At the Negril Tree House on my first night in Jamaica, I had gone to the lobby, an open-air room. A leanly chiseled black man came up to me.

“Did you run the Stockholm Marathon?” he asked.

My T-shirt proclaimed it; I admitted it. At first I was wary and not very warm, thinking he might be a crook. He told me he was Pomenos Ballantyne. After we chatted a bit I realized that the man was indeed a marathoner. And when he told me that his time in the Trinidad marathon was something like 2:17—the number I recall—I realized more.

“Oh…you’re an elite marathoner.”

“Yeah, elite,” he said.

Over the next few days I talked with him several times. I asked him how fast he thought he could run a marathon in cool weather away from the Caribbean heat.

“Two-eleven,” he said.

“That would win the Country Music Marathon! They give big prize money and a new car,” I said.
In fact, that time would win most marathons.

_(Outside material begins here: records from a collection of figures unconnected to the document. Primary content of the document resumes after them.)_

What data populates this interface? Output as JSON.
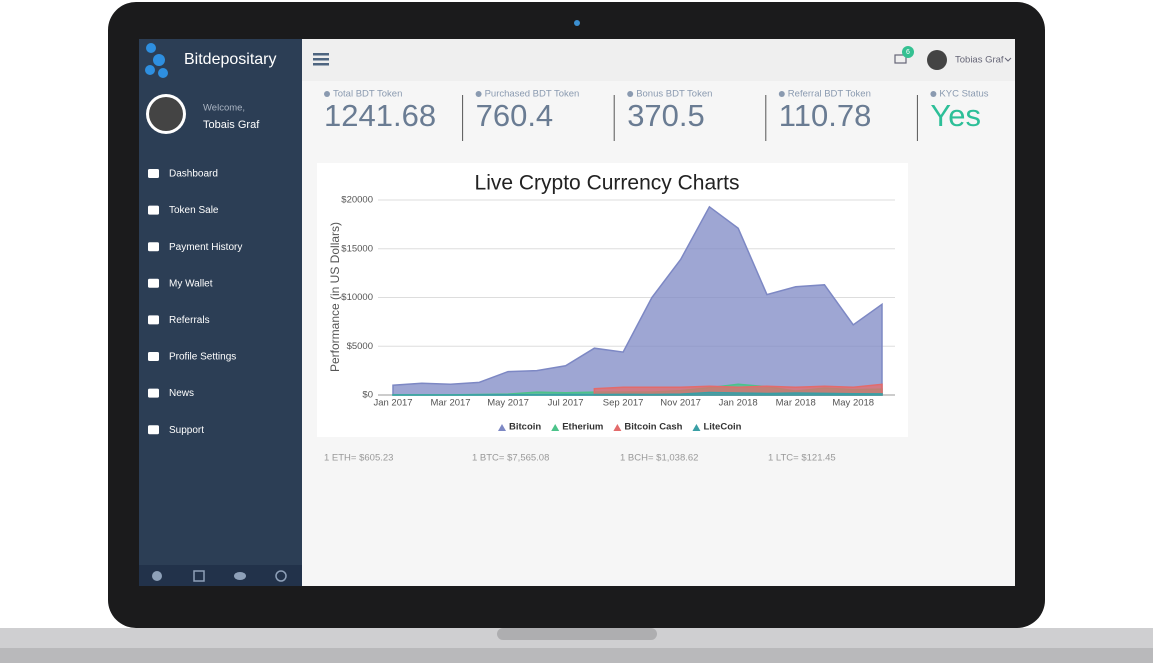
{
  "sidebar": {
    "brand": "Bitdepositary",
    "welcome": "Welcome,",
    "user": "Tobais Graf",
    "menu": [
      "Dashboard",
      "Token Sale",
      "Payment History",
      "My Wallet",
      "Referrals",
      "Profile Settings",
      "News",
      "Support"
    ]
  },
  "header": {
    "notifications": "6",
    "user": "Tobias Graf"
  },
  "stats": [
    {
      "label": "Total BDT Token",
      "value": "1241.68"
    },
    {
      "label": "Purchased BDT Token",
      "value": "760.4"
    },
    {
      "label": "Bonus BDT Token",
      "value": "370.5"
    },
    {
      "label": "Referral BDT Token",
      "value": "110.78"
    },
    {
      "label": "KYC Status",
      "value": "Yes"
    }
  ],
  "chart_data": {
    "type": "area",
    "title": "Live Crypto Currency Charts",
    "y_label": "Performance (in US Dollars)",
    "categories": [
      "Jan 2017",
      null,
      "Mar 2017",
      null,
      "May 2017",
      null,
      "Jul 2017",
      null,
      "Sep 2017",
      null,
      "Nov 2017",
      null,
      "Jan 2018",
      null,
      "Mar 2018",
      null,
      "May 2018",
      null
    ],
    "series": [
      {
        "name": "Bitcoin",
        "color": "#7d88c4",
        "values": [
          1000,
          1200,
          1100,
          1300,
          2400,
          2500,
          3000,
          4800,
          4400,
          10000,
          13900,
          19300,
          17100,
          10300,
          11100,
          11300,
          7200,
          9300
        ]
      },
      {
        "name": "Etherium",
        "color": "#4cc38a",
        "values": [
          8,
          12,
          17,
          50,
          90,
          300,
          230,
          300,
          300,
          300,
          450,
          750,
          1100,
          850,
          400,
          700,
          550,
          600
        ]
      },
      {
        "name": "Bitcoin Cash",
        "color": "#e36b6b",
        "values": [
          null,
          null,
          null,
          null,
          null,
          null,
          null,
          650,
          800,
          800,
          800,
          900,
          800,
          900,
          800,
          900,
          800,
          1100
        ]
      },
      {
        "name": "LiteCoin",
        "color": "#3a9fa5",
        "values": [
          4,
          4,
          4,
          10,
          25,
          30,
          45,
          45,
          60,
          55,
          90,
          250,
          200,
          160,
          200,
          170,
          130,
          120
        ]
      }
    ],
    "ylim": [
      0,
      20000
    ],
    "yticks": [
      {
        "value": 0,
        "label": "$0"
      },
      {
        "value": 5000,
        "label": "$5000"
      },
      {
        "value": 10000,
        "label": "$10000"
      },
      {
        "value": 15000,
        "label": "$15000"
      },
      {
        "value": 20000,
        "label": "$20000"
      }
    ],
    "grid": true
  },
  "prices": [
    "1 ETH= $605.23",
    "1 BTC= $7,565.08",
    "1 BCH= $1,038.62",
    "1 LTC= $121.45"
  ]
}
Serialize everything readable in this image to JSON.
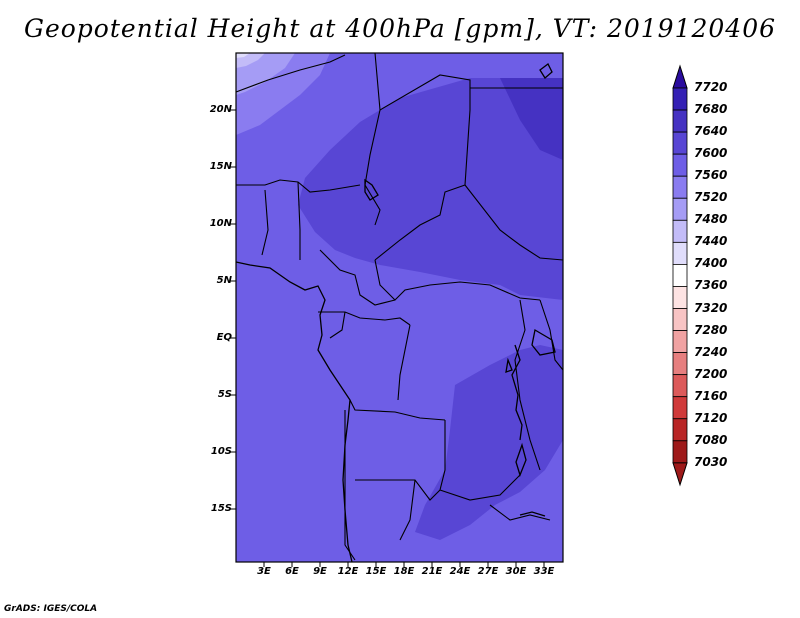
{
  "title": "Geopotential Height at 400hPa [gpm], VT: 2019120406",
  "credit": "GrADS: IGES/COLA",
  "map": {
    "lat_labels": [
      "20N",
      "15N",
      "10N",
      "5N",
      "EQ",
      "5S",
      "10S",
      "15S"
    ],
    "lon_labels": [
      "3E",
      "6E",
      "9E",
      "12E",
      "15E",
      "18E",
      "21E",
      "24E",
      "27E",
      "30E",
      "33E"
    ],
    "dominant_fill_color": "#6e5ee6"
  },
  "colorbar": {
    "levels": [
      "7720",
      "7680",
      "7640",
      "7600",
      "7560",
      "7520",
      "7480",
      "7440",
      "7400",
      "7360",
      "7320",
      "7280",
      "7240",
      "7200",
      "7160",
      "7120",
      "7080",
      "7030"
    ],
    "colors": [
      "#2a0c9e",
      "#3420b4",
      "#4532c2",
      "#5846d4",
      "#6e5ee6",
      "#8a7cf0",
      "#a59cf5",
      "#c3bcf8",
      "#e0ddfb",
      "#ffffff",
      "#fde3e3",
      "#f8c4c4",
      "#f0a2a2",
      "#e67f7f",
      "#dc5a5a",
      "#d03a3a",
      "#b82525",
      "#9e1a1a"
    ],
    "upper_arrow_color": "#2a0c9e",
    "lower_arrow_color": "#9e1a1a"
  }
}
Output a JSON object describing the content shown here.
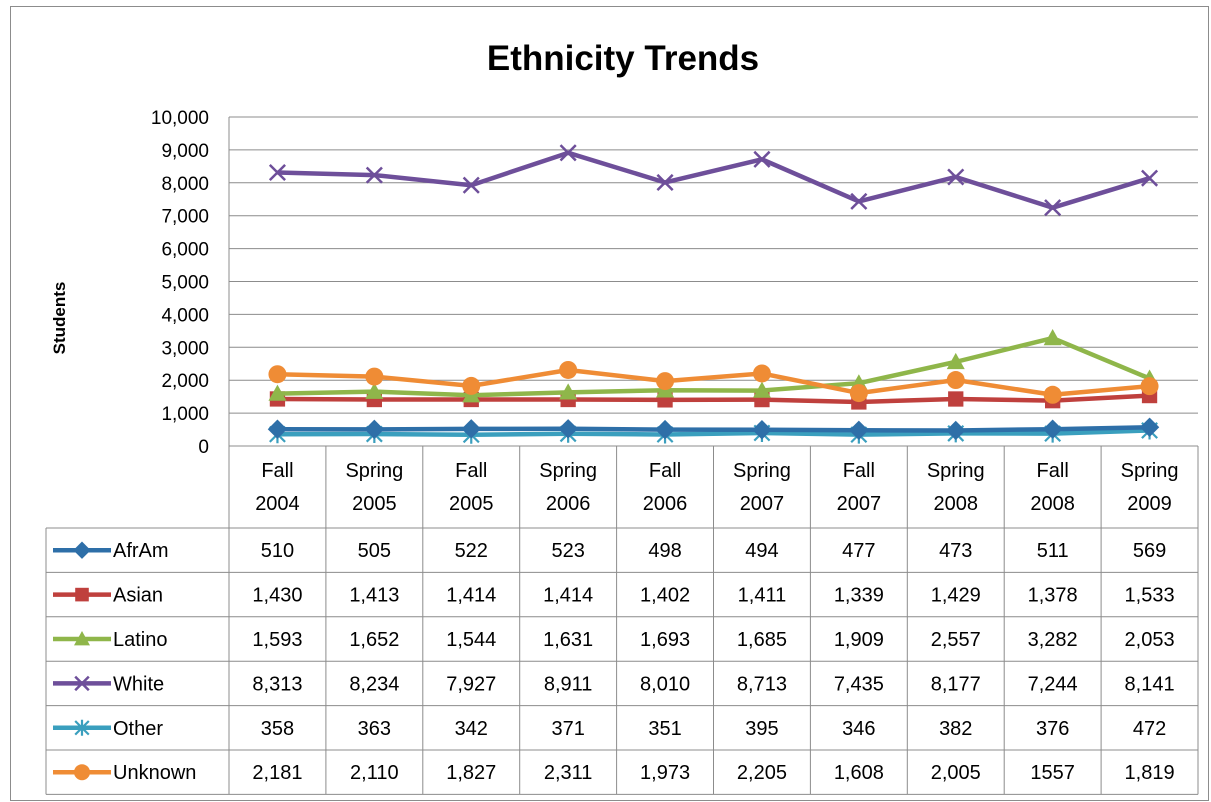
{
  "chart_data": {
    "type": "line",
    "title": "Ethnicity Trends",
    "ylabel": "Students",
    "xlabel": "",
    "ylim": [
      0,
      10000
    ],
    "y_ticks": [
      "0",
      "1,000",
      "2,000",
      "3,000",
      "4,000",
      "5,000",
      "6,000",
      "7,000",
      "8,000",
      "9,000",
      "10,000"
    ],
    "y_tick_values": [
      0,
      1000,
      2000,
      3000,
      4000,
      5000,
      6000,
      7000,
      8000,
      9000,
      10000
    ],
    "grid": true,
    "legend": "data-table",
    "categories": [
      [
        "Fall",
        "2004"
      ],
      [
        "Spring",
        "2005"
      ],
      [
        "Fall",
        "2005"
      ],
      [
        "Spring",
        "2006"
      ],
      [
        "Fall",
        "2006"
      ],
      [
        "Spring",
        "2007"
      ],
      [
        "Fall",
        "2007"
      ],
      [
        "Spring",
        "2008"
      ],
      [
        "Fall",
        "2008"
      ],
      [
        "Spring",
        "2009"
      ]
    ],
    "series": [
      {
        "name": "AfrAm",
        "color": "#2e6fa8",
        "marker": "diamond",
        "values": [
          510,
          505,
          522,
          523,
          498,
          494,
          477,
          473,
          511,
          569
        ],
        "labels": [
          "510",
          "505",
          "522",
          "523",
          "498",
          "494",
          "477",
          "473",
          "511",
          "569"
        ]
      },
      {
        "name": "Asian",
        "color": "#bf403d",
        "marker": "square",
        "values": [
          1430,
          1413,
          1414,
          1414,
          1402,
          1411,
          1339,
          1429,
          1378,
          1533
        ],
        "labels": [
          "1,430",
          "1,413",
          "1,414",
          "1,414",
          "1,402",
          "1,411",
          "1,339",
          "1,429",
          "1,378",
          "1,533"
        ]
      },
      {
        "name": "Latino",
        "color": "#8fb64a",
        "marker": "triangle",
        "values": [
          1593,
          1652,
          1544,
          1631,
          1693,
          1685,
          1909,
          2557,
          3282,
          2053
        ],
        "labels": [
          "1,593",
          "1,652",
          "1,544",
          "1,631",
          "1,693",
          "1,685",
          "1,909",
          "2,557",
          "3,282",
          "2,053"
        ]
      },
      {
        "name": "White",
        "color": "#6e4f9a",
        "marker": "x",
        "values": [
          8313,
          8234,
          7927,
          8911,
          8010,
          8713,
          7435,
          8177,
          7244,
          8141
        ],
        "labels": [
          "8,313",
          "8,234",
          "7,927",
          "8,911",
          "8,010",
          "8,713",
          "7,435",
          "8,177",
          "7,244",
          "8,141"
        ]
      },
      {
        "name": "Other",
        "color": "#3a9fbe",
        "marker": "star",
        "values": [
          358,
          363,
          342,
          371,
          351,
          395,
          346,
          382,
          376,
          472
        ],
        "labels": [
          "358",
          "363",
          "342",
          "371",
          "351",
          "395",
          "346",
          "382",
          "376",
          "472"
        ]
      },
      {
        "name": "Unknown",
        "color": "#ef8c35",
        "marker": "circle",
        "values": [
          2181,
          2110,
          1827,
          2311,
          1973,
          2205,
          1608,
          2005,
          1557,
          1819
        ],
        "labels": [
          "2,181",
          "2,110",
          "1,827",
          "2,311",
          "1,973",
          "2,205",
          "1,608",
          "2,005",
          "1557",
          "1,819"
        ]
      }
    ]
  }
}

On the Sunday morning after the marathon, I went up to the roof terrace of the Tree House for the breakfast buffet there. In the corner a jazz trio—bass, keyboards, drums—was playing the barn-burner “Mercy, Mercy.” People were still celebrating the marathon. Hotel owner Gail Jackson herself was there, wearing a flowing chartreuse dress, marathon metal around her neck, smiling at everyone. She had run the race, too. Not only that, but the race winner, Pomenos Ballantyne, had stayed at her hotel.

Pomenos was there too, busy talking with people. A tall picture had appeared in the Sunday Gleaner, showing his calm intensity during yesterday’s race. He was a hero. Not wanting to intrude on his party, I sat down at another table.

The band went through Roberta Flack’s “Killing Me Softly” and then took off on “Wind Beneath My Wings.” Pomenos showed why men run races. Women crowded around, waiting to have their picture made with him.

Bette Midler’s familiar melody about soaring higher than an eagle wafted across the terrace and drifted out over a calm blue ocean. Her voice wafted through my head.

Pomenos stood with his arms wrapped around two smiling young women—and soared higher than an eagle.

As he left the terrace, he angled by my table to say goodbye. He was heading back home to St. Vincent. I urged him to come to Nashville for the Country Music Marathon.

“I’d very much like to do that,” he said.

But I didn’t expect it. Travel money was a problem.